Cnr Oxford St & Greens Rd Paddington NSW 2021

Join us for an evening celebrating the launch of two insightful publications, ‘Dark Botany: The Herbarium Tales’ and ‘The Hydrocene: Eco-Aesthetics in the Age of Water‘.

Hear from Rowan Boyson from Kings College London, Justin Clemens from University of Melbourne and Bronwyn Bailey-Charteris from UNSW as they share their perspectives on these new works. Following that, attendees are invited to stay for refreshments.

Dark Botany: The Herbarium Tales is an edited volume that focuses on the estrangement of the Herbarium as the traditional repository of Enlightenment knowledge and Imperial desire. Each chapter in this volume is entangled with the darkly botanical, not only telling truths about the Herbarium’s dark histories and darker contemporary currents, but also training a microscope’s lens on the texture, movement, memory, compound structure, chemical emissions and rapid evolution of plants and languages.

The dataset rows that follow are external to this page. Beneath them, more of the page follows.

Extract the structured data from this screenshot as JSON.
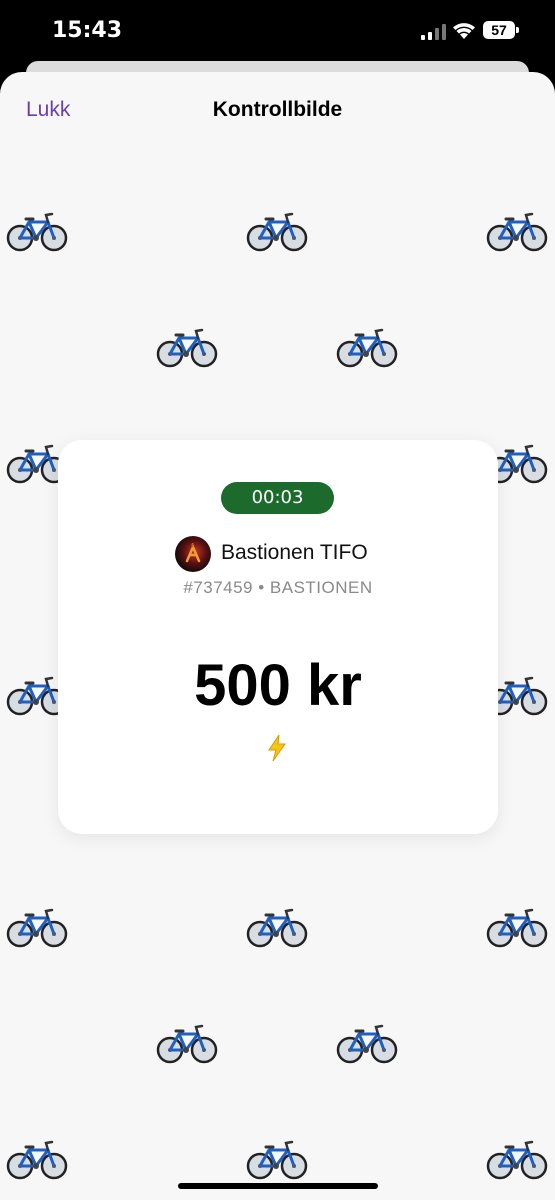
{
  "status_bar": {
    "time": "15:43",
    "battery": "57"
  },
  "nav": {
    "close_label": "Lukk",
    "title": "Kontrollbilde"
  },
  "background_icon": "bicycle-icon",
  "ticket": {
    "timer": "00:03",
    "event_name": "Bastionen TIFO",
    "meta": "#737459 • BASTIONEN",
    "amount": "500 kr",
    "status_icon": "lightning-bolt-icon"
  },
  "colors": {
    "accent": "#6a3fb0",
    "timer_badge": "#1d6b2c",
    "sheet_background": "#f7f7f7",
    "meta_text": "#8a8a8a"
  }
}
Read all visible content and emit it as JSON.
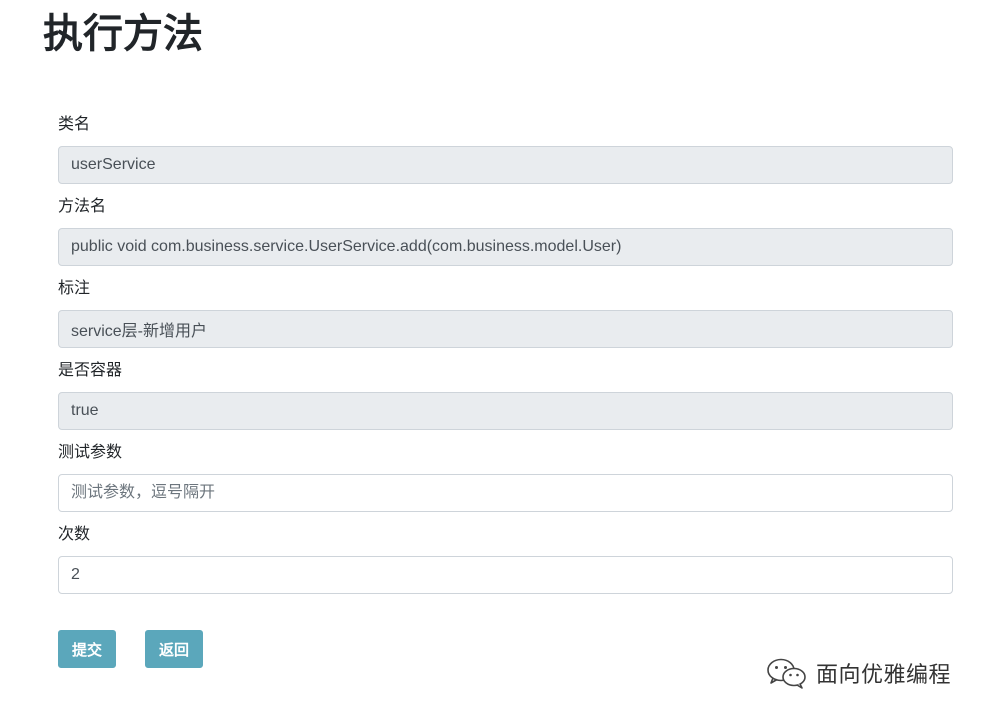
{
  "page": {
    "title": "执行方法"
  },
  "form": {
    "class_name": {
      "label": "类名",
      "value": "userService"
    },
    "method_name": {
      "label": "方法名",
      "value": "public void com.business.service.UserService.add(com.business.model.User)"
    },
    "annotation": {
      "label": "标注",
      "value": "service层-新增用户"
    },
    "is_container": {
      "label": "是否容器",
      "value": "true"
    },
    "test_params": {
      "label": "测试参数",
      "value": "",
      "placeholder": "测试参数，逗号隔开"
    },
    "count": {
      "label": "次数",
      "value": "2"
    }
  },
  "buttons": {
    "submit_label": "提交",
    "back_label": "返回"
  },
  "watermark": {
    "icon": "wechat-icon",
    "text": "面向优雅编程"
  },
  "colors": {
    "button": "#5ba7bb",
    "readonly_bg": "#e9ecef"
  }
}
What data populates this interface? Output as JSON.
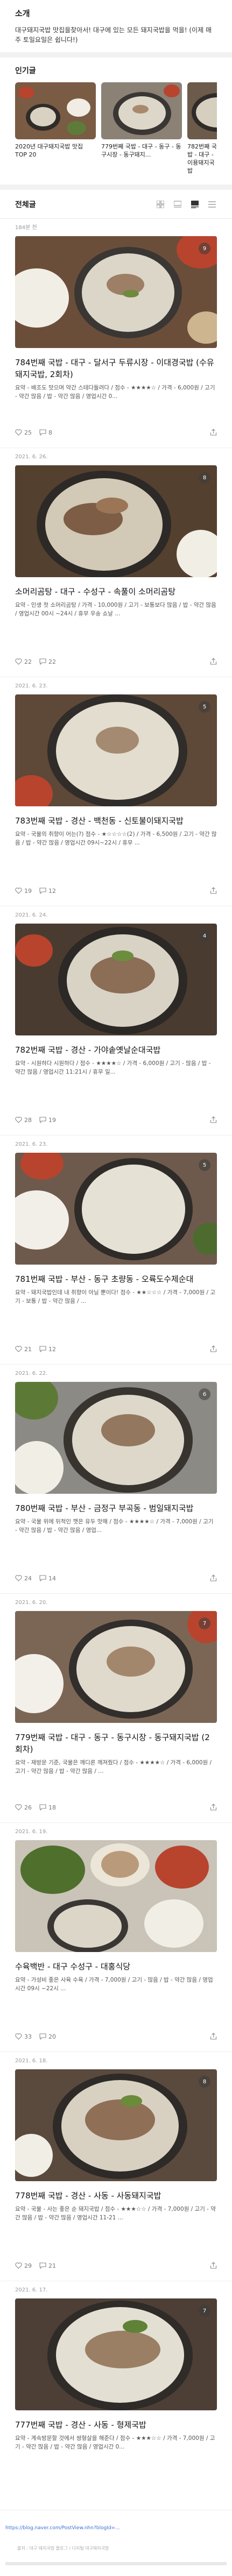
{
  "intro": {
    "title": "소개",
    "text": "대구돼지국밥 맛집을찾아서! 대구에 있는 모든 돼지국밥을 먹을! (이제 매주 토일요일은 쉽니다!)"
  },
  "popular": {
    "title": "인기글",
    "cards": [
      {
        "caption": "2020년 대구돼지국밥 맛집 TOP 20"
      },
      {
        "caption": "779번째 국밥 - 대구 - 동구 - 동구시장 - 동구돼지..."
      },
      {
        "caption": "782번째 국밥 - 대구 - 이용돼지국밥"
      }
    ]
  },
  "list": {
    "title": "전체글"
  },
  "posts": [
    {
      "date": "184분 전",
      "title": "784번째 국밥 - 대구 - 달서구 두류시장 - 이대경국밥 (수유돼지국밥, 2회차)",
      "desc": "요약 - 배조도 맛으며 약간 스테다들려다 / 점수 - ★★★★☆ / 가격 - 6,000원 / 고기 - 약간 많음 / 밥 - 약간 많음 / 영업시간 0...",
      "likes": "25",
      "comments": "8",
      "badge": "9"
    },
    {
      "date": "2021. 6. 26.",
      "title": "소머리곰탕 - 대구 - 수성구 - 속풀이 소머리곰탕",
      "desc": "요약 - 인생 첫 소머리곰탕 / 가격 - 10,000원 / 고기 - 보통보다 많음 / 밥 - 약간 많음 / 영업시간 00시 ~24시 / 휴무 우송 쇼날 ...",
      "likes": "22",
      "comments": "22",
      "badge": "8"
    },
    {
      "date": "2021. 6. 23.",
      "title": "783번째 국밥 - 경산 - 백천동 - 신토불이돼지국밥",
      "desc": "요약 - 국물의 취향이 어는(?) 점수 - ★☆☆☆☆(2) / 가격 - 6,500원 / 고기 - 약간 많음 / 밥 - 약간 많음 / 영업시간 09시~22시 / 휴무 ...",
      "likes": "19",
      "comments": "12",
      "badge": "5"
    },
    {
      "date": "2021. 6. 24.",
      "title": "782번째 국밥 - 경산 - 가야솥옛날순대국밥",
      "desc": "요약 - 시원하다 시원하다 / 점수 - ★★★★☆ / 가격 - 6,000원 / 고기 - 많음 / 밥 - 약간 많음 / 영업시간 11:21시 / 휴무 일...",
      "likes": "28",
      "comments": "19",
      "badge": "4"
    },
    {
      "date": "2021. 6. 23.",
      "title": "781번째 국밥 - 부산 - 동구 초량동 - 오륙도수제순대",
      "desc": "요약 - 돼지국밥인데 내 취향이 아닐 뿐이다! 점수 - ★★☆☆☆ / 가격 - 7,000원 / 고기 - 보통 / 밥 - 약간 많음 / ...",
      "likes": "21",
      "comments": "12",
      "badge": "5"
    },
    {
      "date": "2021. 6. 22.",
      "title": "780번째 국밥 - 부산 - 금정구 부곡동 - 범일돼지국밥",
      "desc": "요약 - 국물 위에 뒤적인 깻은 유두 맛해 / 점수 - ★★★★☆ / 가격 - 7,000원 / 고기 - 약간 많음 / 밥 - 약간 많음 / 영업...",
      "likes": "24",
      "comments": "14",
      "badge": "6"
    },
    {
      "date": "2021. 6. 20.",
      "title": "779번째 국밥 - 대구 - 동구 - 동구시장 - 동구돼지국밥 (2회차)",
      "desc": "요약 - 재방문 기준, 국물은 깨디론 깨져줬다 / 점수 - ★★★★☆ / 가격 - 6,000원 / 고기 - 약간 많음 / 밥 - 약간 많음 / ...",
      "likes": "26",
      "comments": "18",
      "badge": "7"
    },
    {
      "date": "2021. 6. 19.",
      "title": "수육백반 - 대구 수성구 - 대홍식당",
      "desc": "요약 - 가성비 좋은 사육 수육 / 가격 - 7,000원 / 고기 - 많음 / 밥 - 약간 많음 / 영업시간 09시 ~22시 ...",
      "likes": "33",
      "comments": "20",
      "badge": ""
    },
    {
      "date": "2021. 6. 18.",
      "title": "778번째 국밥 - 경산 - 사동 - 사동돼지국밥",
      "desc": "요약 - 국물 - 사는 좋은 순 돼지국밥 / 점수 - ★★★☆☆ / 가격 - 7,000원 / 고기 - 약간 많음 / 밥 - 약간 많음 / 영업시간 11-21 ...",
      "likes": "29",
      "comments": "21",
      "badge": "8"
    },
    {
      "date": "2021. 6. 17.",
      "title": "777번째 국밥 - 경산 - 사동 - 형제국밥",
      "desc": "요약 - 계속방문할 것에서 쌍형살을 해준다 / 점수 - ★★★☆☆ / 가격 - 7,000원 / 고기 - 약간 많음 / 밥 - 약간 많음 / 영업시간 0...",
      "likes": "",
      "comments": "",
      "badge": "7"
    }
  ],
  "footer": {
    "link": "https://blog.naver.com/PostView.nhn?blogId=...",
    "note": "출처 : 대구 돼지국밥 블로그 / 디지털 대구돼지국밥"
  },
  "colors": {
    "soup": "#dcd6c8",
    "bowl": "#3a3633",
    "table": "#6b4e3a",
    "rice": "#f1eee6",
    "kimchi": "#b8442e"
  }
}
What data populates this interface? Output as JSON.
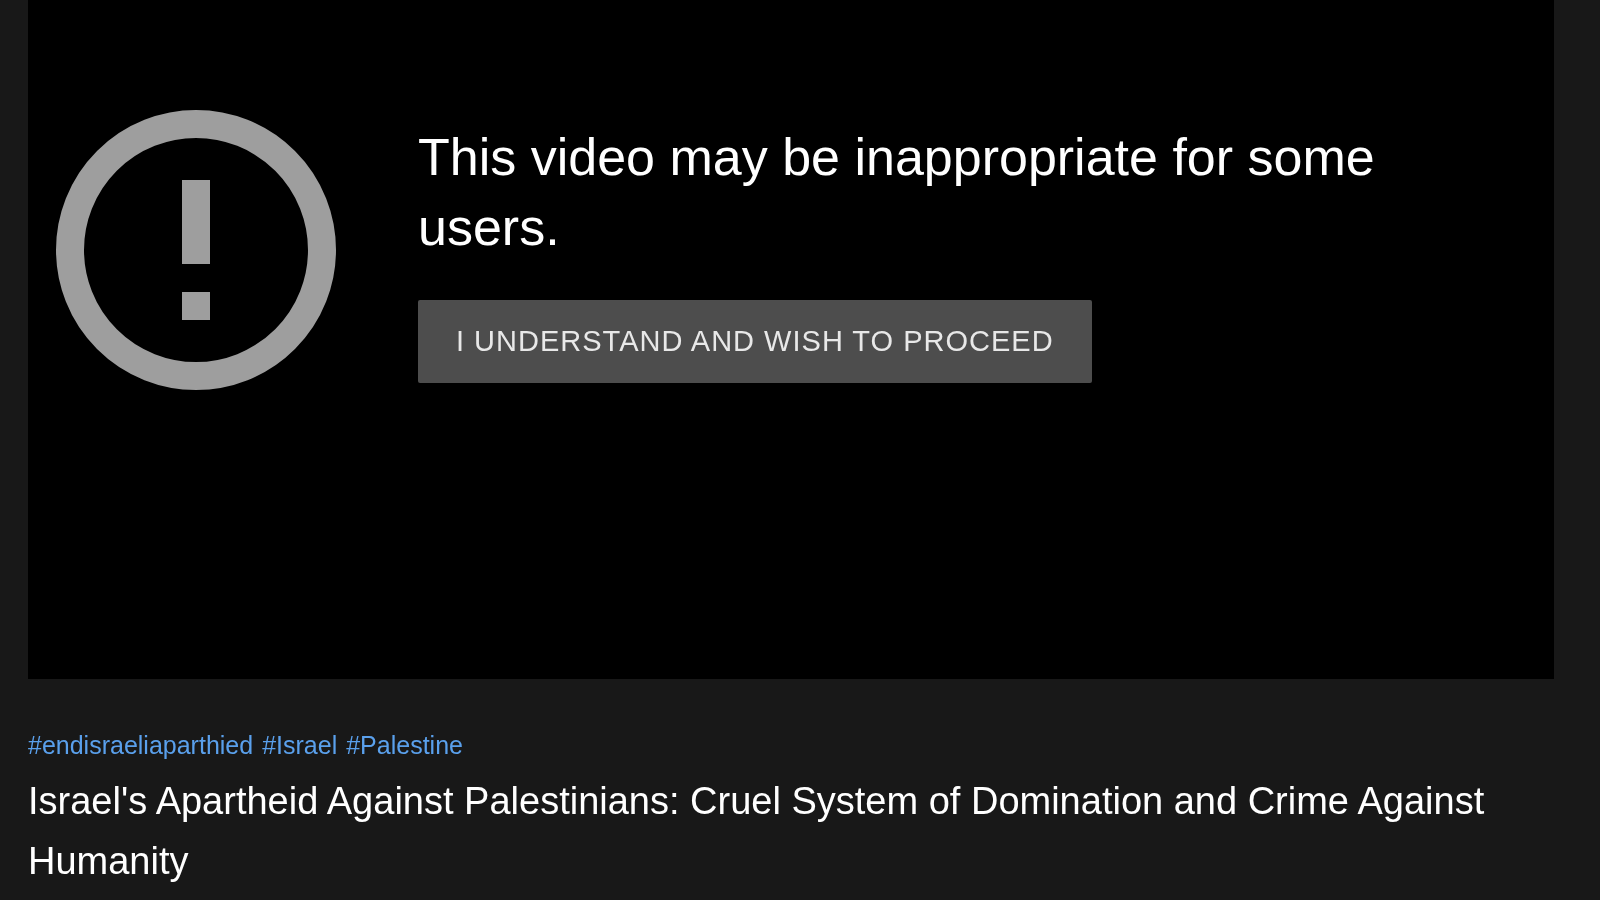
{
  "player": {
    "warning": "This video may be inappropriate for some users.",
    "button": "I UNDERSTAND AND WISH TO PROCEED"
  },
  "hashtags": [
    "#endisraeliaparthied",
    "#Israel",
    "#Palestine"
  ],
  "title": "Israel's Apartheid Against Palestinians: Cruel System of Domination and Crime Against Humanity"
}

The Hydrocene: Eco-Aesthetics in the Age of Water is a monograph by Dr Bronwyn Bailey-Charteris, published by Routledge UK in the Environmental Humanities Series (2024). Bronwyn’s new book figures the Hydrocene as a disruptive, conceptual epoch and curatorial theory, emphasising water’s pivotal role in the climate crisis and contemporary art. It traces wet ontological shifts in eco-aesthetics that are redefining our approach to water, and outlines a series of hydro-artistic methods relevant to creative engagements with watery bodies. Transcending anthropocentric, neo-colonial and environmentally destructive ways of thinking about water, the book argues for a return to the planetary notion of thinking with water.

Supported by an ARC Linkage 2020-24.